ふたつ名の令嬢と龍の託宣
(心だけでも清くあらねば、いつかはみんなに見捨てられてしまう!)

 リーゼロッテは、いつしかそんな危機感を覚えた。

 だから、この世界では自分は決して可愛い部類には入らないと、リーゼロッテは信じて疑わない。家族や使用人の言うことは、身内のひいき目があってこそ。それを鵜呑みにして世間に出れば、己が恥ずかしい思いをするに違いない。

 一歩間違えば、乙女ゲームによくいる傲慢な悪役令嬢の仲間入りだ。

 その謙虚さがまた、周囲の人間の心を捉えていることに、リーゼロッテは気づいていなかった。

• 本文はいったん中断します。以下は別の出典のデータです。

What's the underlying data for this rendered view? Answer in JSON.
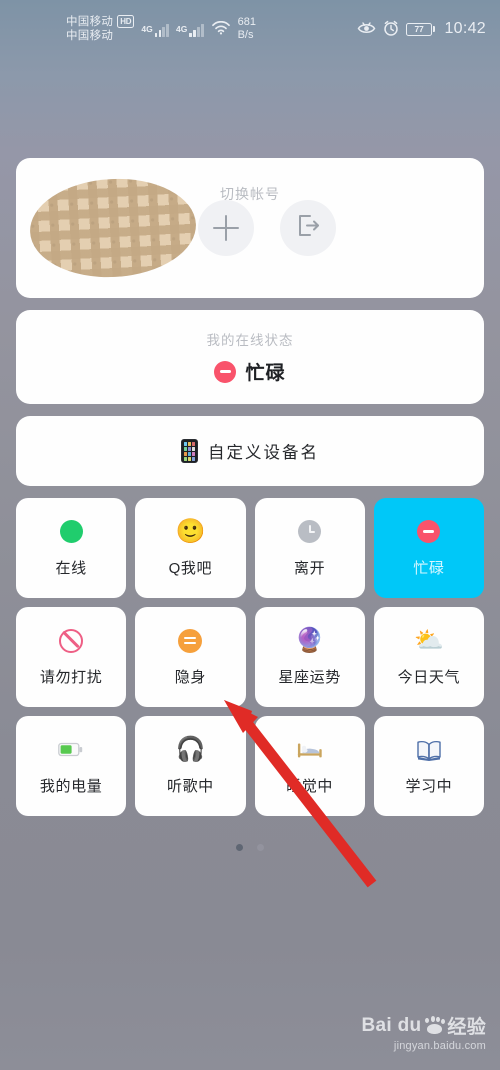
{
  "statusbar": {
    "carrier_line1": "中国移动",
    "carrier_line2": "中国移动",
    "hd_badge": "HD",
    "net1": "4G",
    "net2": "4G",
    "speed_value": "681",
    "speed_unit": "B/s",
    "battery_percent": "77",
    "clock": "10:42",
    "icons": [
      "eye-icon",
      "alarm-clock-icon",
      "battery-icon"
    ]
  },
  "account_card": {
    "switch_account_label": "切换帐号",
    "avatar_alt": "avatar",
    "add_button_label": "+",
    "logout_button_label": "logout"
  },
  "status_card": {
    "title": "我的在线状态",
    "current_status": "忙碌"
  },
  "device_card": {
    "label": "自定义设备名"
  },
  "tiles": [
    {
      "label": "在线",
      "icon": "green-circle-icon",
      "selected": false
    },
    {
      "label": "Q我吧",
      "icon": "smiley-icon",
      "selected": false
    },
    {
      "label": "离开",
      "icon": "clock-icon",
      "selected": false
    },
    {
      "label": "忙碌",
      "icon": "busy-minus-icon",
      "selected": true
    },
    {
      "label": "请勿打扰",
      "icon": "do-not-disturb-icon",
      "selected": false
    },
    {
      "label": "隐身",
      "icon": "invisible-icon",
      "selected": false
    },
    {
      "label": "星座运势",
      "icon": "crystal-ball-icon",
      "selected": false
    },
    {
      "label": "今日天气",
      "icon": "weather-sun-cloud-icon",
      "selected": false
    },
    {
      "label": "我的电量",
      "icon": "battery-green-icon",
      "selected": false
    },
    {
      "label": "听歌中",
      "icon": "headphones-icon",
      "selected": false
    },
    {
      "label": "睡觉中",
      "icon": "bed-icon",
      "selected": false
    },
    {
      "label": "学习中",
      "icon": "open-book-icon",
      "selected": false
    }
  ],
  "tile_emoji": {
    "smiley-icon": "🙂",
    "crystal-ball-icon": "🔮",
    "weather-sun-cloud-icon": "⛅",
    "battery-green-icon": "🔋",
    "headphones-icon": "🎧",
    "bed-icon": "🛏",
    "open-book-icon": "📖"
  },
  "pagination": {
    "total": 2,
    "active_index": 0
  },
  "watermark": {
    "brand": "Bai  du",
    "brand_cn": "经验",
    "url": "jingyan.baidu.com"
  },
  "annotation": {
    "type": "red-arrow",
    "points_to": "隐身"
  },
  "colors": {
    "selected_tile_bg": "#00c8f8",
    "busy_red": "#f9536b",
    "online_green": "#20cd6d",
    "invisible_orange": "#f6a03c",
    "dnd_pink": "#ee5f85",
    "arrow_red": "#e02b26",
    "card_bg": "#fefefe"
  }
}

誰に対しても分け隔てなく接し、常に気づかいと感謝の言葉を与えるリーゼロッテは、使用人にとっては理想の主人であった。

 リーゼロッテにしてみれば、日本人の価値観として、何も特別なことをしている感覚はなかったのだが、使用人からは妖精のように可愛らしいやさしいお嬢様と慕われていた。

 外に全く姿をみせないリーゼロッテは、使用人たちのそんな評判が相まって、巷では『深窓の妖精姫』などと呼ばれ、幻の令嬢扱いされている。知らぬは本人ばかりなり、であった。